Make conjectures by examining if there are any patterns or relations between
(i) the parity of a number and its digital root.
(ii) the digital root of a number and the remainder obtained when the number is divided by 3 or 9.

What will be the digital root of the number 9a + 36b + 13?

Write any number. Generate a sequence of numbers by repeatedly adding 11. What would be the digital roots of this sequence of numbers? Share your observations.

The digital root of an 8-digit number is 5. What will be the digital root of 10 more than that number?

How many multiples of 9 are there between the numbers 4300 and 4400?

Choose any 3 numbers. When is their sum divisible by 3? Explore all possible cases and generalise.

Write five multiples of 36 between 45,000 and 47,000. Share your approach with the class.

If 3p7q8 is divisible by 44, list all possible pairs of values for p and q.

Find a number that leaves a remainder of 2 when divided by 3, a remainder of 3 when divided by 4, and a remainder of 4 when divided by 5. What is the smallest such number? Can you give a simple explanation of why it is the smallest?

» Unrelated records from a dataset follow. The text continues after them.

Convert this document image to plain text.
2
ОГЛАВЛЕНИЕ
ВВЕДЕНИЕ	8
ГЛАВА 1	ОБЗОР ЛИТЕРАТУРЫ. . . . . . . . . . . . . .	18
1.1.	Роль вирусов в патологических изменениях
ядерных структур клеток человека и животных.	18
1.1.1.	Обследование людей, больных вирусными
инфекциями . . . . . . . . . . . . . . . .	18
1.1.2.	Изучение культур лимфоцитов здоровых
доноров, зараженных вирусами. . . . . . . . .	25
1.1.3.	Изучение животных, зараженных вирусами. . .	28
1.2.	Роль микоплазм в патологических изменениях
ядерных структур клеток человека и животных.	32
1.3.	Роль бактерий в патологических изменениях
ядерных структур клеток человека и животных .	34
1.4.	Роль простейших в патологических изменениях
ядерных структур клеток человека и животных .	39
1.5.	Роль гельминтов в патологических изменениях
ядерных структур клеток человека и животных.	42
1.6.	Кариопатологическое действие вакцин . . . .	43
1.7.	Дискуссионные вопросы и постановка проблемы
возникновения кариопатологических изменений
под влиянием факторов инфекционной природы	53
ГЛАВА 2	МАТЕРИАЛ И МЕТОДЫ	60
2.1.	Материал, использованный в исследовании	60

Which of the following Venn diagrams captures the relationship between the multiples of 4, 8, and 32?

Is the product of two consecutive integers always multiple of 2? Why? What about the product of these consecutive integers? Is it always a multiple of 6? Why or why not? What can you say about the product of 4 consecutive integers? What about the product of five consecutive integers?

Deepak claims, “There are some multiples of 11 which, when doubled, are still multiples of 11. But other multiples of 11 don’t remain multiples of 11 when doubled”. Examine if his conjecture is true; explain your conclusion.

Find three consecutive numbers such that the first number is a multiple of 2, the second number is a multiple of 3, and the third number is a multiple of 4.
Are there more such numbers? How often do they occur?

Suppose p is the greatest of five consecutive numbers. Describe the other four numbers in terms of p.

Write a 6-digit number that it is divisible by 15, such that when the digits are reversed, it is divisible by 6.

The middle number in the sequence of 5 consecutive even numbers is 5p. Express the other four numbers in sequence in terms of p.

Sreelatha says, "I have a number that is divisible by 9. If I reverse its digits, it will still be divisible by 9 ".
(i) Examine if her conjecture is true for any multiple of 9.
(ii) Are any other digit shuffles possible such that the number formed is still a multiple of 9 ?